Il n’a plus la voix grave et assurée de ses grandes années, mais il a conservé son franc-parler. Invité le 31 janvier dernier sur le plateau du journal télévisé de Laurent Delahousse, Bernard Tapie, aujourd’hui âgé de 78 ans, déplore la situation catastrophique des étudiants français, contraints de faire la queue pour recevoir l’aide alimentaire. « Je m’adresse à ceux de mon âge, s’emporte alors l’ancien ministre et homme d’affaires. Est-ce que vous êtes prêts à ce que les jeunes sacrifient leurs vies pour nous protéger ? »

Cette question a déjà des airs de vieille rengaine dans le débat qui entoure l’épidémie : faut-il sauver coûte que coûte les vies des grands anciens, les plus touchés par la maladie, au prix d’un blocage de la société dont les plus jeunes sont les premières victimes, morales et financières ? Doit-on boucher l’avenir de toute une génération pour offrir quelques semaines, quelques mois de bonus à ceux qui ont déjà un pied dans la tombe ? La réalité froide des chiffres est sans appel : l’âge moyen des victimes du Covid est de 85 ans. 93 % des personnes décédées ont plus de 65 ans. Et pour les 7 % restants, plus des deux tiers présentaient une comorbidité. Autrement dit, les mesures sanitaires ne seraient que des pis-aller pour prolonger la vie de ceux que l’existence aurait déjà condamnés.

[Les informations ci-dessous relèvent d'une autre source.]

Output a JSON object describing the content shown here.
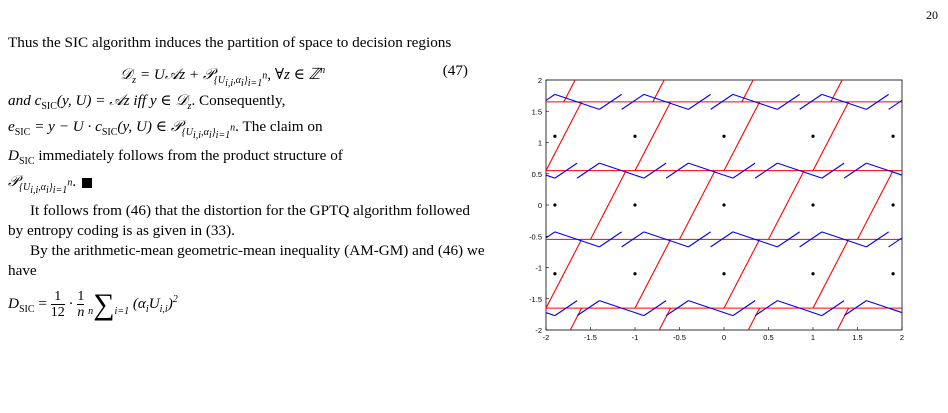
{
  "page_number": "20",
  "text": {
    "intro": "Thus the SIC algorithm induces the partition of space to decision regions",
    "eq47_number": "(47)",
    "and_c_start": "and  c",
    "and_c_rest": "(y, U)  =  𝒜z  iff  y  ∈  𝒟",
    "and_c_end": ". Consequently,",
    "esic_line": "= y − U · c",
    "claim_on": ". The claim on",
    "d_immediately": " immediately follows from the product structure of",
    "gptq_para": "It follows from (46) that the distortion for the GPTQ algorithm followed by entropy coding is as given in (33).",
    "amgm_para": "By the arithmetic-mean geometric-mean inequality (AM-GM) and (46) we have"
  },
  "chart_data": {
    "type": "lattice-partition-plot",
    "xlim": [
      -2,
      2
    ],
    "ylim": [
      -2,
      2
    ],
    "x_ticks": [
      "-2",
      "-1.5",
      "-1",
      "-0.5",
      "0",
      "0.5",
      "1",
      "1.5",
      "2"
    ],
    "y_ticks": [
      "2",
      "1.5",
      "1",
      "0.5",
      "0",
      "-0.5",
      "-1",
      "-1.5",
      "-2"
    ],
    "lattice_points": [
      [
        -1.9,
        1.1
      ],
      [
        -1.0,
        1.1
      ],
      [
        0.0,
        1.1
      ],
      [
        1.0,
        1.1
      ],
      [
        1.9,
        1.1
      ],
      [
        -1.9,
        0.0
      ],
      [
        -1.0,
        0.0
      ],
      [
        0.0,
        0.0
      ],
      [
        1.0,
        0.0
      ],
      [
        1.9,
        0.0
      ],
      [
        -1.9,
        -1.1
      ],
      [
        -1.0,
        -1.1
      ],
      [
        0.0,
        -1.1
      ],
      [
        1.0,
        -1.1
      ],
      [
        1.9,
        -1.1
      ]
    ],
    "red_horizontal_y": [
      1.65,
      0.55,
      -0.55,
      -1.65
    ],
    "red_color": "#ff0000",
    "blue_color": "#0000ff"
  }
}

Mais est-ce si simple ? Quand on évoque la valeur d’une vie, peut-on se satisfaire de ces calculs d’apothicaires ? Alors que la lassitude gagne du terrain plus vite que la vaccination, ce numéro du 1 revient sur l’état de ces deux générations unies dans le désarroi. D’un côté, une jeunesse démoralisée, privée aussi bien de loisirs que de possibilités d’étudier ou de se lancer dans la vie professionnelle. De l’autre, un troisième âge isolé, à l’autonomie réduite, délaissé au nom de son propre bien. Entre les deux, le pays avance sur un fil, dans un exercice de funambulisme où chaque excès est un abîme. S’affranchir des règles sanitaires, c’est risquer l’explosion du nombre de cas et une hécatombe parmi les anciens, mais aussi chez les quadras et les quinquagénaires, que la maladie n’épargne pas. Resserrer encore la vis, c’est plonger un peu plus la jeunesse dans un état de détresse matérielle et psychologique, dont les effets continueront à se faire sentir bien après la fin de l’épidémie. Le chemin est étroit, périlleux. À moins que le dilemme actuel ne puisse être posé en d’autres termes. Car réduire le débat à un choc des générations, c’est aussi en gommer certaines aspérités, détourner l’attention d’autres variables, géographiques ou sociales, au moins aussi déterminantes. Dans cette crise, comme dans toutes les autres, les premiers sacrifiés sont d’abord les plus vulnérables.